Die Bahn hat sich ein raffiniertes System von unverbindlichen Extras einfallen lassen, auf die man sich als Kunde aber nicht berufen kann. Man zahlt nur für die Beförderung, nicht für den Komfort. Wenn das Bordrestaurant wider Erwarten geschlossen hat und man stundenlang nichts zu essen bekommt, zahlt man trotzdem voll. Wenn der Zug eiskalt runter gekühlt ist, zahlt man voll. Wenn die Reservierungsanzeigen am Anfang mal wieder nicht funktionieren, und man sich auf gut Glück auf einen Platz setzt, der dann doch reserviert ist und man dann stehen muss, weil die nicht reservierten Plätze mittlerweile schon besetzt sind: Man zahlt trotz all der Fehler der Bahn voll.
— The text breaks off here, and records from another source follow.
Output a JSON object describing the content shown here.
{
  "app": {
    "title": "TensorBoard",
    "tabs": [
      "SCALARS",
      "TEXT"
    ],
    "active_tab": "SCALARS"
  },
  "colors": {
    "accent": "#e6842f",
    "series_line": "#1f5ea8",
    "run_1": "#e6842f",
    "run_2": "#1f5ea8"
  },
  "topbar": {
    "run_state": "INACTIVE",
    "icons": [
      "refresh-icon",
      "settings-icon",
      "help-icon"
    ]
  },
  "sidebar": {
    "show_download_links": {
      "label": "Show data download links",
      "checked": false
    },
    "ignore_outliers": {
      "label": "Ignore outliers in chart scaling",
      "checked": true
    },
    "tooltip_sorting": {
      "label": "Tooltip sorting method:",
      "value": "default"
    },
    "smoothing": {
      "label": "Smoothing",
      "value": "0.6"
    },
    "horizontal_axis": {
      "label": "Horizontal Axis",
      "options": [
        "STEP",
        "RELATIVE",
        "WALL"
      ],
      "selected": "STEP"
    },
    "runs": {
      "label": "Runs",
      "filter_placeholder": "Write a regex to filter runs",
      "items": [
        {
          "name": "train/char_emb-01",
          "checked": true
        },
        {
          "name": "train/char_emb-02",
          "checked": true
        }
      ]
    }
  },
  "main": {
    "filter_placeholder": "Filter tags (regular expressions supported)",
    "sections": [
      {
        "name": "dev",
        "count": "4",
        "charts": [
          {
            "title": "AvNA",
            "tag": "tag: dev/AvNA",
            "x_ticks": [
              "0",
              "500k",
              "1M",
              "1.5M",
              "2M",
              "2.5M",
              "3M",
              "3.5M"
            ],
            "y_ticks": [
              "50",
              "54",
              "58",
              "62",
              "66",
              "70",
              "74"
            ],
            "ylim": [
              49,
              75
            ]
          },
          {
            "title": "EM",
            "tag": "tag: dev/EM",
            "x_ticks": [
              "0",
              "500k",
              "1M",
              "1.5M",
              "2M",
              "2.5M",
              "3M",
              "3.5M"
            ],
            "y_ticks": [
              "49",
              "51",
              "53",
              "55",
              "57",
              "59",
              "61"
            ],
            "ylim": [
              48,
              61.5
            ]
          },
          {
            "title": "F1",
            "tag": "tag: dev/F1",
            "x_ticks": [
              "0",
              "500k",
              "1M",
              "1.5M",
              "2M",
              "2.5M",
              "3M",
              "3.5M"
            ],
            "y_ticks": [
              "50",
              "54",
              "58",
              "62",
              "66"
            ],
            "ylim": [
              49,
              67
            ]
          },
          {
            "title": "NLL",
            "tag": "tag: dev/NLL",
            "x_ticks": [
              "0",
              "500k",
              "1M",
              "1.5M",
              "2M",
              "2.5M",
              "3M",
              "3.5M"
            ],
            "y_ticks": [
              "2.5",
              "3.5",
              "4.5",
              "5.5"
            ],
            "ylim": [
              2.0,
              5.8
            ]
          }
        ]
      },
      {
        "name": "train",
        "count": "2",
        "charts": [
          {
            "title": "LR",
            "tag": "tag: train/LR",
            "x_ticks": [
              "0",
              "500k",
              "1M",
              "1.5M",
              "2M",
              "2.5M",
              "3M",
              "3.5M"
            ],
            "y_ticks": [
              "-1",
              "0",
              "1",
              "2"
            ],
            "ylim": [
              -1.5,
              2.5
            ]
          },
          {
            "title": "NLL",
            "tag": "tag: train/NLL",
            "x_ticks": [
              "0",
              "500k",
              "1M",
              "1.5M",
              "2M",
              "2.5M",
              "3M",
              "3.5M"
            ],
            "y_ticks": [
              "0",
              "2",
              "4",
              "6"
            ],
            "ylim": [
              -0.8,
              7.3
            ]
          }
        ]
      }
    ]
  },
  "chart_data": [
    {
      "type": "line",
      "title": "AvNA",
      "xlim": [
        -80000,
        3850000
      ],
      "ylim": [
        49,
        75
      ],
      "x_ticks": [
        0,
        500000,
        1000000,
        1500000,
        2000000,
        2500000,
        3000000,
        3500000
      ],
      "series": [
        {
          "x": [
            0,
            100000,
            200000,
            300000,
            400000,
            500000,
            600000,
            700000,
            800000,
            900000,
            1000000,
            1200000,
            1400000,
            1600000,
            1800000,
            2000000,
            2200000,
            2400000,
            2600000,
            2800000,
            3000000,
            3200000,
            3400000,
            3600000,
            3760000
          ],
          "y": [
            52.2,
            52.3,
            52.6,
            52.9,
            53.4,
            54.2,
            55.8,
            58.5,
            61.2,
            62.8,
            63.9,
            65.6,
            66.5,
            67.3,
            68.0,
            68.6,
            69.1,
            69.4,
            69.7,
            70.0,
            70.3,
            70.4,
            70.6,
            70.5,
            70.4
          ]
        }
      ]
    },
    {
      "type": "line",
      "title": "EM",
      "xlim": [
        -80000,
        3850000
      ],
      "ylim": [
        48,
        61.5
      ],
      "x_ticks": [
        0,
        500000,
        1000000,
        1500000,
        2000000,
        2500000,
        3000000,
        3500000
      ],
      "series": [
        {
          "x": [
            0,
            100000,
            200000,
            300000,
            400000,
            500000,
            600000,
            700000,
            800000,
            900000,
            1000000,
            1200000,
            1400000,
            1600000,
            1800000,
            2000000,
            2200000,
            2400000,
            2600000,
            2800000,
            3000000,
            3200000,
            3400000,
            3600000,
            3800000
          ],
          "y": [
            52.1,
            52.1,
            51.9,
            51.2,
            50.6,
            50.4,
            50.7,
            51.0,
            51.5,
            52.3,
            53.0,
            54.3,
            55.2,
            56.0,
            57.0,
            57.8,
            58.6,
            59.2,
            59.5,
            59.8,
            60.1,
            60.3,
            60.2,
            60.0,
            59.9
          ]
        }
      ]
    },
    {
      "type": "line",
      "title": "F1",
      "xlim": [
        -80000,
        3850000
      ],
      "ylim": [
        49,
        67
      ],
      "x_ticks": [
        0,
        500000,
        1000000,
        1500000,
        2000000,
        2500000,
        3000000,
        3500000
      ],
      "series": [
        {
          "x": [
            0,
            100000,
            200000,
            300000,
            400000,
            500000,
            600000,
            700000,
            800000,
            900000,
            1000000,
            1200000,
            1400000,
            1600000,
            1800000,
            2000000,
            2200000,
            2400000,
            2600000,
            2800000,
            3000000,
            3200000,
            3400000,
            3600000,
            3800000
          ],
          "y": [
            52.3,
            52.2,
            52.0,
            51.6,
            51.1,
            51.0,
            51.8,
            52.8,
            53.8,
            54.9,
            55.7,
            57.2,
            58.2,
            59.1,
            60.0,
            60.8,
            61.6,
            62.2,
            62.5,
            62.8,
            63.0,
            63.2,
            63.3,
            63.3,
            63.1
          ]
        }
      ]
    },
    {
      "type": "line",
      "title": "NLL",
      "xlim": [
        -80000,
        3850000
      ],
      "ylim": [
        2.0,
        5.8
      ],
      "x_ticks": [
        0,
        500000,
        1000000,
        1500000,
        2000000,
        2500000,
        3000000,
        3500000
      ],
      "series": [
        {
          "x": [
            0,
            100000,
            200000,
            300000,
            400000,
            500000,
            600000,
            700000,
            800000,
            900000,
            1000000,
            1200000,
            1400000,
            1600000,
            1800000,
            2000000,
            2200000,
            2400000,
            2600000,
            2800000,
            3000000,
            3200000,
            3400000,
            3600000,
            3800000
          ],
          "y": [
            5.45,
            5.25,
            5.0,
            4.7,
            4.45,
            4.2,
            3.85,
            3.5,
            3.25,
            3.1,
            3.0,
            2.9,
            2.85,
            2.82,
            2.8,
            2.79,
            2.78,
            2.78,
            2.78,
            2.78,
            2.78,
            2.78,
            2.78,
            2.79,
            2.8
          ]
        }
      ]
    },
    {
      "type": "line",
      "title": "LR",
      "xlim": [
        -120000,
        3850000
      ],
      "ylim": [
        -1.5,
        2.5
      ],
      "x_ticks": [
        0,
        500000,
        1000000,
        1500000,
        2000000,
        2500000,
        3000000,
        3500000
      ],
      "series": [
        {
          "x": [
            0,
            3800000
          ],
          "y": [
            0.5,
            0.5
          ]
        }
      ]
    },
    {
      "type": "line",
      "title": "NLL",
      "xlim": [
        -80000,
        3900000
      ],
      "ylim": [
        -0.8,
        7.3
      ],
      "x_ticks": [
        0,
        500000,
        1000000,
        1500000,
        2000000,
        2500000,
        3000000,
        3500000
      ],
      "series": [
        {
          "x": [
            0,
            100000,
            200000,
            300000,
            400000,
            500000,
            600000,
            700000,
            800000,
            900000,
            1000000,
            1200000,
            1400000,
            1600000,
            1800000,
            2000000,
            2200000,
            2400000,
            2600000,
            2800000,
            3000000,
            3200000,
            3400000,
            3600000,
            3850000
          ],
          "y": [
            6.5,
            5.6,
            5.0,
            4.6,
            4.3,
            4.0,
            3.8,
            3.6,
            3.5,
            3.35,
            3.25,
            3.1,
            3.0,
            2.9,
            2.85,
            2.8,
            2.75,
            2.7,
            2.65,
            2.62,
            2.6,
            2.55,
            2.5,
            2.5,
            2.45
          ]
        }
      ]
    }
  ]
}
Beim Zugfahren geht es ja offenbar nicht ums Wohlfühlen, sondern ums Ankommen. Die Werbung suggeriert zwar etwas anders (Fahrzeit als Qualitytime) aber wir wissen ja:

Die wichtigsten Baustellen der Bahn 2015

Diese Werbeversprechen zählen an Bord nicht. Wenn man aber für Komfort sogar extra bezahlt, nämlich in der 1. Klasse, dann muss es doch wirklich, wirklich Geld zurück geben, wenn der Extrakomfort entfällt: breitere Sitze, kostenlose Zeitungen, gastronomischer Service am Platz, kleine kostenlose Süßigkeit, WLAN. Von all dem ist einem nur der breitere Sitz sicher.

Im Flugzeug unvorstellbar: Entfiele in der Businessclass-Fernstrecke das Essen oder gebe es keine Zeitungen oder kein individuelles Unterhaltungsprogramm, was meinen Sie, was da los wäre.

Bei der Bahn kostet die Fahrt Köln-Berlin-Köln in der 1. Klasse (Normalpreis) 156 Euro mehr als in der 2. Klasse. 156 Euro! Und das einzige, auf das man sich offenbar berufen kann, ist ein breiterer Sitz. Und das lassen wir uns gefallen? Bei der Bahn müssen offenbar erst die Klimaanlagen den Zug auf 50 Grad aufheizen und die ersten Fahrgäste dehydrieren, bevor die Bahn einräumt, dass der Komfort unter dem Zumutbaren lag.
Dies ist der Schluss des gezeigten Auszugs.